Candidatures - 12/02/2018

Pour la jeunesse, le CIO ne veut plus de candidatures

Une page est-elle en train de se tourner au CIO? L’organisation olympique l’a confirmé ce lundi 12 février: elle ne lancera pas un processus de candidature pour les Jeux olympiques de la Jeunesse d’été en 2022. Pour la première fois, les pays intéressés ne seront pas formellement mis en concurrence. Ils n’auront pas à casser leur tirelire pour financer une campagne de candidature.

La commission exécutive du CIO l’avait suggéré la semaine passée, puis la session l’avait validé: la quatrième édition des Jeux de la Jeunesse d’été se déroulera en 2022 sur le continent africain. Une certitude. Selon les explications de Thomas Bach, une façon pour l’Afrique de « patienter » avant de pouvoir postuler aux les Jeux olympiques et paralympiques, en 2032 ou 2036.

Le terrain est donc déjà connu. Reste à trouver une ville-hôte. Pour cela, le CIO a décidé de bousculer ses habitudes. Antoine Goestchy, le responsable des Jeux de la Jeunesse, a expliqué ce lundi matin à PyeongChang que les pays intéressés ne seraient pas formellement « mis en compétition. » Le CIO n’ouvrira pas un processus de sélection. « Nous entamerons plutôt un dialogue avec eux », a détaillé le Français.

Dans un premier temps, les comités olympiques africains seront sollicités pour prendre position sur l’événement. Le CIO discutera ensuite avec les éventuels postulants, mais sans exiger d’eux les habituels incontournables d’une campagne olympique: dossiers, présentation, garanties…

Dans le fond, l’évolution s’avère assez relative. Il faudra toujours aux pays en lice proposer un concept, présenter un budget et convaincre le mouvement olympique. Mais la forme changera. Le CIO fera l’économie d’une commission d’évaluation. Les postulants n’auront pas besoin, a priori, de casser leur tirelire pour s’offrir les services d’une ou plusieurs agences internationales de communication.

Mais Antoine Goestchy l’a précisé: l’attribution des Jeux de la Jeunesse 2022 passera par les urnes. « Il y aura un vote », a-t-il confié. Le scrutin se déroulera en octobre 2018, lors de la prochaine session du CIO, organisée en marge des Jeux de la Jeunesse à Buenos Aires.

Pas de candidatures, mais un « dialogue » avec les villes intéressées. Pas de réelle compétition, mais malgré tout un vote pour désigner l’hôte de l’événement. A huit mois de la décision, le CIO ne semble pas avoir tout à fait déterminé les règles de la course.

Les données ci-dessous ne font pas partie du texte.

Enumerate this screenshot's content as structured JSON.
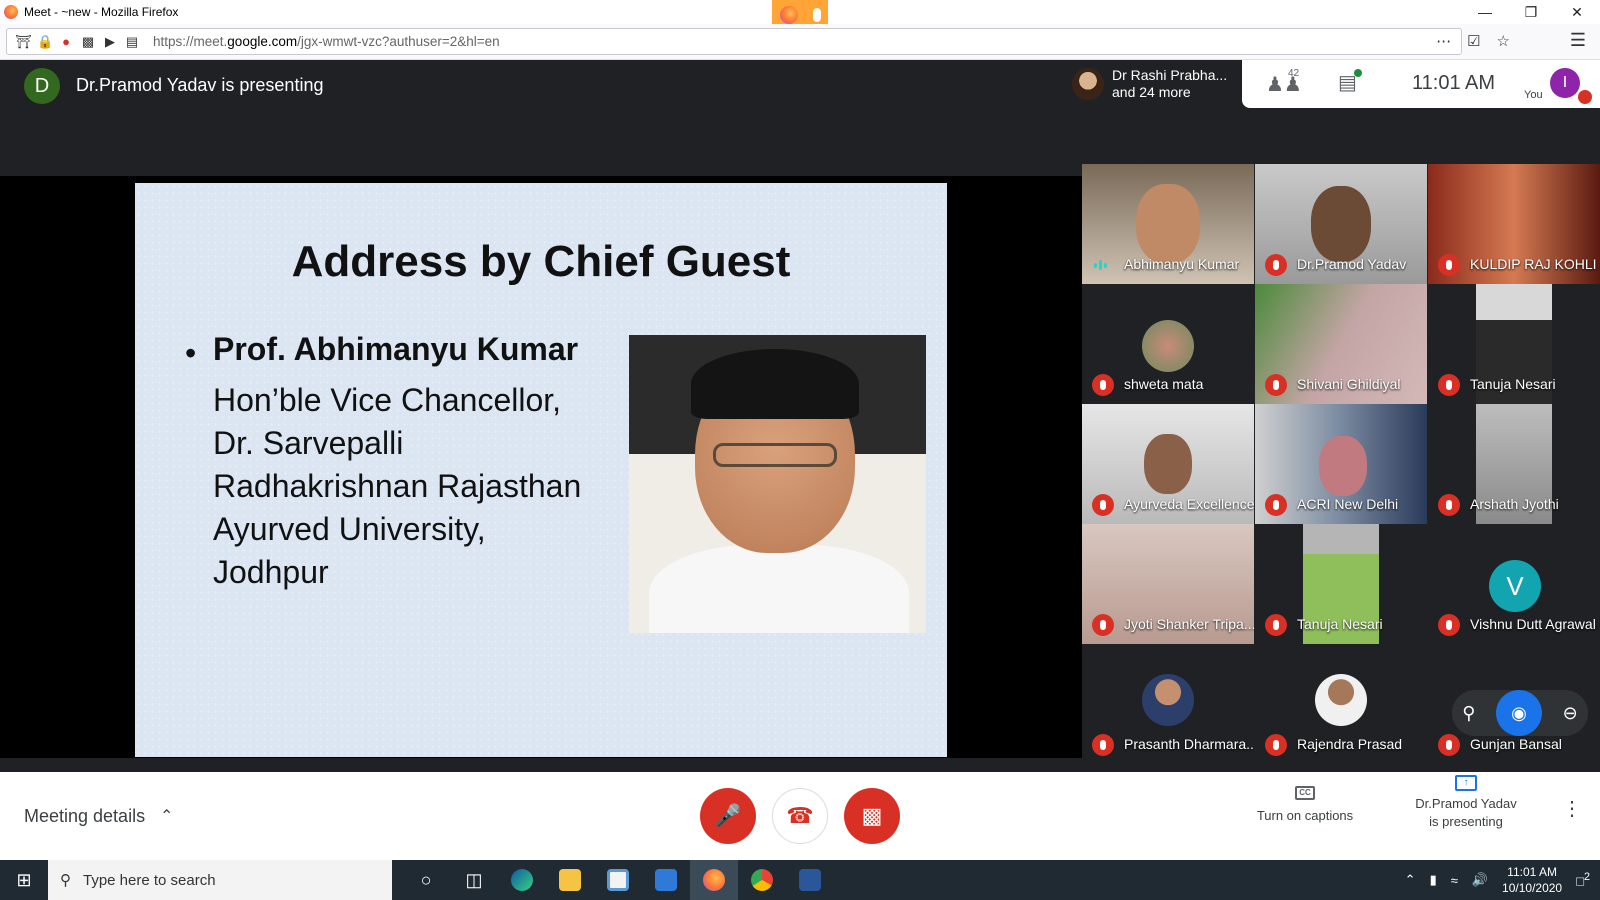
{
  "window": {
    "title": "Meet - ~new - Mozilla Firefox",
    "url_prefix": "https://meet.",
    "url_domain": "google.com",
    "url_rest": "/jgx-wmwt-vzc?authuser=2&hl=en"
  },
  "meet": {
    "presenter_initial": "D",
    "presenter_text": "Dr.Pramod Yadav is presenting",
    "attendees_line1": "Dr Rashi Prabha...",
    "attendees_line2": "and 24 more",
    "people_count": "42",
    "time": "11:01  AM",
    "you_label": "You",
    "you_initial": "I"
  },
  "slide": {
    "title": "Address by Chief Guest",
    "bullet": "•",
    "guest_name": "Prof. Abhimanyu Kumar",
    "line1": "Hon’ble Vice Chancellor,",
    "line2": "Dr. Sarvepalli",
    "line3": "Radhakrishnan Rajasthan",
    "line4": "Ayurved University,",
    "line5": "Jodhpur"
  },
  "participants": [
    {
      "name": "Abhimanyu Kumar"
    },
    {
      "name": "Dr.Pramod Yadav"
    },
    {
      "name": "KULDIP RAJ KOHLI"
    },
    {
      "name": "shweta mata"
    },
    {
      "name": "Shivani Ghildiyal"
    },
    {
      "name": "Tanuja Nesari"
    },
    {
      "name": "Ayurveda Excellence"
    },
    {
      "name": "ACRI New Delhi"
    },
    {
      "name": "Arshath Jyothi"
    },
    {
      "name": "Jyoti Shanker Tripa..."
    },
    {
      "name": "Tanuja Nesari"
    },
    {
      "name": "Vishnu Dutt Agrawal",
      "initial": "V"
    },
    {
      "name": "Prasanth Dharmara..."
    },
    {
      "name": "Rajendra Prasad"
    },
    {
      "name": "Gunjan Bansal"
    }
  ],
  "bottom": {
    "meeting_details": "Meeting details",
    "captions": "Turn on captions",
    "cc": "CC",
    "presenting_line1": "Dr.Pramod Yadav",
    "presenting_line2": "is presenting"
  },
  "taskbar": {
    "search_placeholder": "Type here to search",
    "time": "11:01 AM",
    "date": "10/10/2020",
    "notifications": "2"
  },
  "colors": {
    "meet_dark": "#202124",
    "mute_red": "#d93025",
    "presenter_green": "#33691e",
    "you_purple": "#8e24aa",
    "vishnu_teal": "#12a4af"
  }
}
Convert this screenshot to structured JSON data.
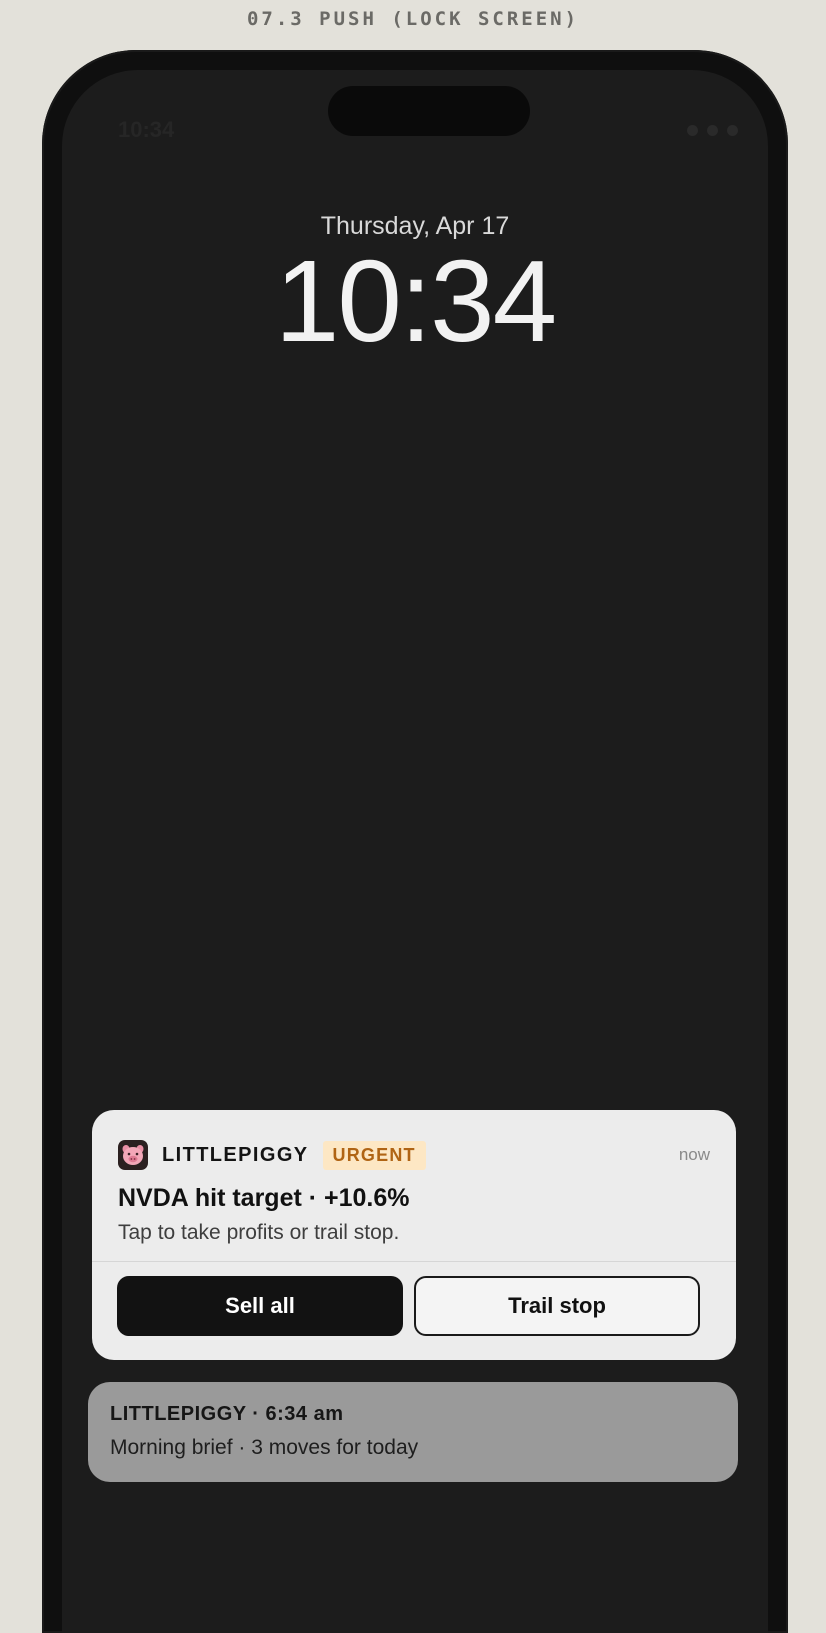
{
  "section_label": "07.3 PUSH (LOCK SCREEN)",
  "status_bar": {
    "time": "10:34",
    "dots": [
      "dot",
      "dot",
      "dot"
    ]
  },
  "lock_screen": {
    "date": "Thursday, Apr 17",
    "time": "10:34"
  },
  "notification": {
    "app_icon": "pig-face-icon",
    "app_name": "LITTLEPIGGY",
    "badge": "URGENT",
    "timestamp": "now",
    "title": "NVDA hit target · +10.6%",
    "body": "Tap to take profits or trail stop.",
    "actions": {
      "primary": "Sell all",
      "secondary": "Trail stop"
    }
  },
  "earlier_notification": {
    "title": "LITTLEPIGGY · 6:34 am",
    "body": "Morning brief · 3 moves for today"
  },
  "colors": {
    "background": "#e3e1da",
    "screen": "#1c1c1c",
    "badge_bg": "#fde7c4",
    "badge_text": "#b06414",
    "primary_button": "#121212"
  }
}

Quant aux potentiels candidats, Antoine Goetschy se montre vague. « Il est encore un peu tôt pour le dire », a-t-il reconnu, se contentant de citer le Sénégal comme le seul postulant aujourd’hui déclaré. Une réponse qui suggère que les Sénégalais pourraient bien être les seuls, à ce jour, ayant manifesté une envie de se lancer dans l’aventure.

Question: le processus tenté par le CIO pour le choix de la ville-hôte des JOJ 2022 préfigure-t-il de l’avenir des campagnes olympiques? A ce stade, il est prématuré de répondre. Mais Antoine Goestchy l’a encore rappelé, ce lundi, au centre des médias des Jeux de PyeongChang: « Les Jeux de la Jeunesse doivent rester une sorte d’incubateur pour les Jeux olympiques. » Y compris, qui sait, pour le processus de sélection.